Rule 35. Restraint (Doubles)
Both feet of all players must be clearly behind the "Restraint" line until clearly after the Receiver's paddle strikes the ball. A player may lean into the "bucket" area as long as his or her feet are behind the "Restraint" line. Foot progress into the "bucket" area simultaneous, or nearly so, with the paddle vs. ball impact constitutes a violation and the point shall be awarded to the other side. If there is a reasonable doubt as to the violation, the Umpire may call a "let" and the point shall be replayed. Restraint ends for the Receiving team the moment the Receiver crosses the Restraint line prior to contact being made in order to return a short serve. The Receiver's paddle must contact the service in order for play to continue. Receiver may not swing at a served ball, miss and charge the Server with violation of the Restraint Rule. Note: The above Restraint Rule (commonly called the "Bucket" Rule) prevails only where it is authorized.
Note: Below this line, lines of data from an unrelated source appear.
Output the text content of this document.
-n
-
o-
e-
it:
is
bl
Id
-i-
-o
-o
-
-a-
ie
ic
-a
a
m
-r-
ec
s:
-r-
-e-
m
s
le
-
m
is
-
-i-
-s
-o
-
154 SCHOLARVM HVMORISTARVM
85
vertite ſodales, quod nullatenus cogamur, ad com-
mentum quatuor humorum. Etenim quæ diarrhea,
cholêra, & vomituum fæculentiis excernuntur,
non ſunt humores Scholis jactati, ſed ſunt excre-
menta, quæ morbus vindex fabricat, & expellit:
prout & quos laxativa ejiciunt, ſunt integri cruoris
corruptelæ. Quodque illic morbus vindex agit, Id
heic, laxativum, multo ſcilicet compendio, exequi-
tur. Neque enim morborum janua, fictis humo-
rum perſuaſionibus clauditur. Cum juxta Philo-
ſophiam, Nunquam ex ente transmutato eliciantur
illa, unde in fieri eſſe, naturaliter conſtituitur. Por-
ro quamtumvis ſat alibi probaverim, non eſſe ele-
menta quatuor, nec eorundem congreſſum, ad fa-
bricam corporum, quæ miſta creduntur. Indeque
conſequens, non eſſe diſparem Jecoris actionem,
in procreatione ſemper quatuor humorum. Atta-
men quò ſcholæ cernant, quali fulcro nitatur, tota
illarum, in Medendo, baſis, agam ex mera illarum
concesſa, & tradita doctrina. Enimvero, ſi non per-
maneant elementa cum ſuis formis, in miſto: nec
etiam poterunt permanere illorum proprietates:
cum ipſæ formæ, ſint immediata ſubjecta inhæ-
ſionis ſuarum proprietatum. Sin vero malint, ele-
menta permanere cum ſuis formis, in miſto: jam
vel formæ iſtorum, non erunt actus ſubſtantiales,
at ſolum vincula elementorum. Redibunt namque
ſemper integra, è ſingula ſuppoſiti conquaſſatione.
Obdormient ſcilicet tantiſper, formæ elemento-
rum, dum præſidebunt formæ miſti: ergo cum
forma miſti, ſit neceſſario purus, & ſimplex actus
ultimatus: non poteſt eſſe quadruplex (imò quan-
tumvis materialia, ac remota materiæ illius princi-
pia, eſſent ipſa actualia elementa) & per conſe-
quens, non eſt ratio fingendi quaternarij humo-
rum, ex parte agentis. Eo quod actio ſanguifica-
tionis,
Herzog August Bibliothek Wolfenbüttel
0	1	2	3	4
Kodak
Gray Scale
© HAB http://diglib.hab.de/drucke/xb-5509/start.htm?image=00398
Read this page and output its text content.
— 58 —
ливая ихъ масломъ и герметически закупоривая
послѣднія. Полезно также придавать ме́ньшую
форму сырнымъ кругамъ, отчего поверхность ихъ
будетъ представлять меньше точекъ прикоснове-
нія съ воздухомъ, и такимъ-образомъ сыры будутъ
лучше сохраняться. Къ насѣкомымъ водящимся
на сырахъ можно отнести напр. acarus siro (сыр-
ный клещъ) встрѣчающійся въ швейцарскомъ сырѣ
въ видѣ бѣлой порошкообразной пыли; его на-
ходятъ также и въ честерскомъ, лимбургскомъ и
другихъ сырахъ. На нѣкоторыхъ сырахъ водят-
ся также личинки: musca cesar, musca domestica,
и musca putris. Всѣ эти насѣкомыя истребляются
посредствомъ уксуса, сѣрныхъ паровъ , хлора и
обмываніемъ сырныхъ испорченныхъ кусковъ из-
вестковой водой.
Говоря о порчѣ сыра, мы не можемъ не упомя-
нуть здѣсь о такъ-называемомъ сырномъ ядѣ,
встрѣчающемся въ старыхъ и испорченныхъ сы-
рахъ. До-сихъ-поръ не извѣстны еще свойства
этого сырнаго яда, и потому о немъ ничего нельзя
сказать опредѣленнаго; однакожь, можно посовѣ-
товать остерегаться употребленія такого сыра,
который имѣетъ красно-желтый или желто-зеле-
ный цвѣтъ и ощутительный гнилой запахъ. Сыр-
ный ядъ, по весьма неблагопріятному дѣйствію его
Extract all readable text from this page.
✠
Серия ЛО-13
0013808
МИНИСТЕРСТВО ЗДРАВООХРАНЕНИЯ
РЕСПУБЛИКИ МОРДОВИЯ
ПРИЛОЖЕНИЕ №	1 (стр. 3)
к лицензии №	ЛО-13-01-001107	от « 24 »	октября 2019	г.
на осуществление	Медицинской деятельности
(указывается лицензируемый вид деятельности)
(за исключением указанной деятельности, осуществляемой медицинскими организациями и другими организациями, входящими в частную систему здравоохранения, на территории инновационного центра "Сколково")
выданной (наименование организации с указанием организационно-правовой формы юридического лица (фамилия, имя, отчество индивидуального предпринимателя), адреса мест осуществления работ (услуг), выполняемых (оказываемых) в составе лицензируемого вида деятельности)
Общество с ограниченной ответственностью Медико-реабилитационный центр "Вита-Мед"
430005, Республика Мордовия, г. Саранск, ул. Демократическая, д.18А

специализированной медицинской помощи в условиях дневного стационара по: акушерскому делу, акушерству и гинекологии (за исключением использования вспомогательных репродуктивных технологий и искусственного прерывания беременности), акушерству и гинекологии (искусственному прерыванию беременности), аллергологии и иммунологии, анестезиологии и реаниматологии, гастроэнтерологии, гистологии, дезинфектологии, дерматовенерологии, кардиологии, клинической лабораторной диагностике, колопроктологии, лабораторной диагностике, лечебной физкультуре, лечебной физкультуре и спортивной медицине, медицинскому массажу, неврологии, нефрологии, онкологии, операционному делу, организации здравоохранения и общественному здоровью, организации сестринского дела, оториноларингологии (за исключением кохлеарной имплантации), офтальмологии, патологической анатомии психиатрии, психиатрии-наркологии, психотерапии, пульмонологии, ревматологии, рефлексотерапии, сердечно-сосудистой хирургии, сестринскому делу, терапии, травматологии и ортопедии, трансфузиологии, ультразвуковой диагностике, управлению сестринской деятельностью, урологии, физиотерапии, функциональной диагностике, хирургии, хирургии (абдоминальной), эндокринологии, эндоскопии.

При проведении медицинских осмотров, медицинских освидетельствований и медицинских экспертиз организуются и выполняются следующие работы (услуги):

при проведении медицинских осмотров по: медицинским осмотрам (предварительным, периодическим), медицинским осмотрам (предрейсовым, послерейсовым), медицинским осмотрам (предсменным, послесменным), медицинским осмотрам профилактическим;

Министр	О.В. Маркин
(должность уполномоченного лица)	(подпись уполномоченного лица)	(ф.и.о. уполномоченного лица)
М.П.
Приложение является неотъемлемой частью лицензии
Paddle Tennis doubles can be played with or without the Bucket Rule, depending on the determination of the respective Tournament Director for each tournament; that fact to be indicated in advance on announcements and entry forms for the tournaments.
Rule 36. Singles Play
Each player must allow the ball to bounce once on their side (exclusive of dropping the ball behind the baseline) before being permitted to volley for the first time. In other words, the Server must allow the Receiver's return to hit on their side of the court for the first shot following the serve. This is sometimes known as the "two bounce" rule.
Rule 37. Tie Breakers
The same procedure is used for both singles and doubles. The tie-breaker comes into play if a set reaches 6 games all, 8 games all or 12 games all, depending on the type of set played. (Rule 23) (1) The first team to reach 7 points wins the set providing they have a 2 point margin. If not, play continues until a 2 point margin is established by one team over the other. (2) The team whose turn it is to serve shall put the ball into play for the first point. (3) The set scores at the completion of the tie-breaker shall be recorded as 7 games to 6, 9 games to 8, or 13 games to 12, depending on the type of set being played. (Rule 23) (4) The team receiving service for the first point of the tie-breaker shall begin serving the next set from the opposite side from which it received the first point. Teams change sides after the first point. Doubles Sequence (Players A & B versus players C & D) (1) Player A serves point 1 from the Ad court. (2) Change sides (3) Player C serves points 2 & 3 (4) Player B serves points 4 & 5 (5) Changes sides (6) Player D serves points 6 & 7 (7) Player A serves points 8 & 9 (8) Etc., this rotation continues until one team has a 2 point margin. Singles Sequence (1) Player A serves point 1 from the Ad court. (2) Change sides (3) Player B serves points 2 & 3 (4) Player A serves points 4 & 5 (5) Changes sides (6) Player B serves points 6 & 7 (7) Player A serves points 8 & 9 (8) Change Sides (9) Player C serves points 10 & 11 (10) Player B serves points 12 & 13 (11) Changes sides (12) Player D serves points 14 & 15 (13) Etc..., This rotation continues until one player has a 2 point margin. Note: Except as noted herein, the rules of play and scoring of the United States Tennis Association shall govern. This code shall be strictly enforced at all sanctioned tournaments by the tournament committee, tournament director, Paddle Tennis Association Board of Directors, and/or linesmen, umpires or referees.